The Bridge at Argenteuil
Claude Monet
Date: 1874
Style: Impressionism
Oil on canvas, 60 x 80 cm
Genre: cityscape
National Gallery of Art, Washington


In 1874, the year of the first Impressionist exhibition, Claude Monet painted the Argenteuil Bridge seven times, and the railway bridge which spans the Seine upstream from the village, four times. This shows how attached the artist was to the motif, using the flowing river as a counterpoint for the geometrical mass of the bridge and its piles reflected in the water.
Here the foreground is filled with sailboats at their mooring. The effects of light on the masts and on the roofs of the houses on the bank in the background are an opportunity for the play of complementary colours (orange and blue) which accentuate the glittering light. The Argenteuil Bridge exhibits great variety in treatment: the still firm outlines of the solid or structured elements, such as the sailboats and the bridge, a smooth, even texture for the water in the foreground, and choppy brushstrokes capturing the reflections in the middle ground.
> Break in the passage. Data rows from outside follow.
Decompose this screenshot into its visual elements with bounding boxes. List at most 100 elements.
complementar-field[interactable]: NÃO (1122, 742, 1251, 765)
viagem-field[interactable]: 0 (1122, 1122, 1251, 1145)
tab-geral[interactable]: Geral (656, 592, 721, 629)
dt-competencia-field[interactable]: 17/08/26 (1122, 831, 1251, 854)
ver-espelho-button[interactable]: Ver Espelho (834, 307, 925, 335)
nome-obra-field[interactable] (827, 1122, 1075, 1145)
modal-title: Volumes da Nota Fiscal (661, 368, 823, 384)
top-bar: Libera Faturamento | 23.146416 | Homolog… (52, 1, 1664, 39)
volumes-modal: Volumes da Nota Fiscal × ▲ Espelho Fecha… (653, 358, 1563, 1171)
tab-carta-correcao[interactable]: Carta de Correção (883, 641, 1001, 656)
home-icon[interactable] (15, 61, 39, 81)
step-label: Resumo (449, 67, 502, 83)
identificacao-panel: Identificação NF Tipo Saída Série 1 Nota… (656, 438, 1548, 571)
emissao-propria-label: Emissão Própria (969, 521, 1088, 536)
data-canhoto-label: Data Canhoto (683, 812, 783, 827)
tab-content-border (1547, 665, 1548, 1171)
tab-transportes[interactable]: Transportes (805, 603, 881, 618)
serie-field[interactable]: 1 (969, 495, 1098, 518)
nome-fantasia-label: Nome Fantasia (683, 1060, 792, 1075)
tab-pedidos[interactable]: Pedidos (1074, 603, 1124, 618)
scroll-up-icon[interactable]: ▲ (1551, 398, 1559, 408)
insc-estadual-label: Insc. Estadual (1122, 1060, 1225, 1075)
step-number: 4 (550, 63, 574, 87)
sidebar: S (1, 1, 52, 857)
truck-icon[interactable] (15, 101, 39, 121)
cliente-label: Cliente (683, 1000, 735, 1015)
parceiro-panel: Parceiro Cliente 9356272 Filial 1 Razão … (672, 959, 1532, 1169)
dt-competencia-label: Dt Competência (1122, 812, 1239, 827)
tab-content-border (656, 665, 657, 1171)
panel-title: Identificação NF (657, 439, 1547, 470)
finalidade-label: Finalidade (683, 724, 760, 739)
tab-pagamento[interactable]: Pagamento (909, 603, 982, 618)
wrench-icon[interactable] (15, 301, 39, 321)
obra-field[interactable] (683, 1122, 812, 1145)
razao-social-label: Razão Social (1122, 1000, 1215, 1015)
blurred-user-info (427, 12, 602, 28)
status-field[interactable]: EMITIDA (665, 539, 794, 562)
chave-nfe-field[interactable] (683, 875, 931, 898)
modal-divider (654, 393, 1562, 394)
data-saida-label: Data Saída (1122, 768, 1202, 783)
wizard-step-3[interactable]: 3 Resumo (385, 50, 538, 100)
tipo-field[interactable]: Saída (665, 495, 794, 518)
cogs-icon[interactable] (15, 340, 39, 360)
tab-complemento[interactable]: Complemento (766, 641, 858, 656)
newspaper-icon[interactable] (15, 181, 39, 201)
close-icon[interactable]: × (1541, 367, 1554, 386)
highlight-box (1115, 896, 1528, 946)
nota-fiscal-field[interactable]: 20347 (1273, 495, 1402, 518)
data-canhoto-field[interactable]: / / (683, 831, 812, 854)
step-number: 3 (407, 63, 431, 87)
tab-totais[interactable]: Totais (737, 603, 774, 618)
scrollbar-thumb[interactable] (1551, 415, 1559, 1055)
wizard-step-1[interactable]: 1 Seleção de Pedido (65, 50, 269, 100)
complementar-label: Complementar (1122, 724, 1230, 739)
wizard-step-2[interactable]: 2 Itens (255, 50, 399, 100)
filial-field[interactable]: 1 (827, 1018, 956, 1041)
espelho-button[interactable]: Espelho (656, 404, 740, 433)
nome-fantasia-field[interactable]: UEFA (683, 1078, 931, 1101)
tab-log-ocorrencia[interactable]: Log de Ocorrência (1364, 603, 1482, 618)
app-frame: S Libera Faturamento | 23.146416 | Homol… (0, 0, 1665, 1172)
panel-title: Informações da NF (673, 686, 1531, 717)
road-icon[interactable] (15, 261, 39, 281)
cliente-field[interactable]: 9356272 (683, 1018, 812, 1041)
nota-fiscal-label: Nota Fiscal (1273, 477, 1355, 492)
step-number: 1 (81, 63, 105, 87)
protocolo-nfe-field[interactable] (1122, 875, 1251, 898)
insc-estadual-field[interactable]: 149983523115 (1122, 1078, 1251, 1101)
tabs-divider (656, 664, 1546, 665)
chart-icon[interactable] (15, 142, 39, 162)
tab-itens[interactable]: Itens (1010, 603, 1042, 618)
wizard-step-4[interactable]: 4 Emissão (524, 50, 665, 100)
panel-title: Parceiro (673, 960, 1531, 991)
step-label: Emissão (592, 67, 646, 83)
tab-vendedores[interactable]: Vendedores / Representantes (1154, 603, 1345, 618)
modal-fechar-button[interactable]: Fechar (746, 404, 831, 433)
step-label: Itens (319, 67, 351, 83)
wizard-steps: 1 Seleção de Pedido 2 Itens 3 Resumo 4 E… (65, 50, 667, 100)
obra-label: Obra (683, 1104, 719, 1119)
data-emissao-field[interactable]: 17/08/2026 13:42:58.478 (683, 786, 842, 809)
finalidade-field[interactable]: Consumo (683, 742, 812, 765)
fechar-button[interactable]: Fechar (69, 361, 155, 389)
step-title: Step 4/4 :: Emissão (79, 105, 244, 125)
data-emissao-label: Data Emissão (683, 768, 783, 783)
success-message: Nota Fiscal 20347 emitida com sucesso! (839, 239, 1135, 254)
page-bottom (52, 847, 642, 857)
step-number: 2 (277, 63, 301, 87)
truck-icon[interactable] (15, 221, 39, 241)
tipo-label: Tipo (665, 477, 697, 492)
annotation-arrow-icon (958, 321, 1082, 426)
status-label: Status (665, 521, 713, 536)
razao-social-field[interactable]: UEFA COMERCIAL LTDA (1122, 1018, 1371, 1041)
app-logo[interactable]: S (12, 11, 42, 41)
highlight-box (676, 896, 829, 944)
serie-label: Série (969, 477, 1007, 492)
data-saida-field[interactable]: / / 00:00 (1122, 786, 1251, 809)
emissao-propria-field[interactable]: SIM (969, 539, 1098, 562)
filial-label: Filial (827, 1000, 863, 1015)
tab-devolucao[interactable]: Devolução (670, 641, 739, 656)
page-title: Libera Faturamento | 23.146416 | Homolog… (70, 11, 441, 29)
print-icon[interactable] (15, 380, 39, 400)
Monet settled in Argenteuil in 1871, after his return from England. Apart from minor interruptions, he stayed here 1878. He was followed to Argenteuil by Renoir, Sisley, Pissarro, and Manet. The six-year period that he spent there was a prolific one; during his first year at Argenteuil alone, he produced almost as many paintings as he had during the three previous years combined. Of the many works the artist produced during this first year, Argenteuil among them, the majority depict the Seine.


Whereas Manet gained effect by sparkling accents standing out against low tones in his open-air pictures, Monet worked out the equation of light and colour more comprehensively and in more variety. In The Bridge at Argenteuil the equivalence is complete, the glow of light produced by pure and unmixed colour pervades the canvas and surrounds the forms appearing in it. The interplay between the short strokes indicative of ripples and the larger areas of colour is made with a typical flexibility of skill.


The accusation is sometimes made against the Impressionists that in their concern with atmosphere they lost sight of qualities of form and composition. Analysis of this painting would show, in spite of its apparent lack of pre-intended arrangement, how coherent it is in design. The verticals of the masts, of the houses and bridge piers and their reflections are set down firmly with an obvious sense of their pictorial value. There are those echoes of form and colour in which harmony of composition is to be found. The line of the furled sail is caught by the ribbed sky at the left; the warm tones of buildings are echoed in the details of the yachts; the dapple of clouds in the blue sky (with its deeper richness of blue in reflection) has its tonal equivalent in the reflections of the boats. To relax and look at the picture without analytic effort, however, is to see it resolve into an idyllic vision in which modern life has introduced no jarring note.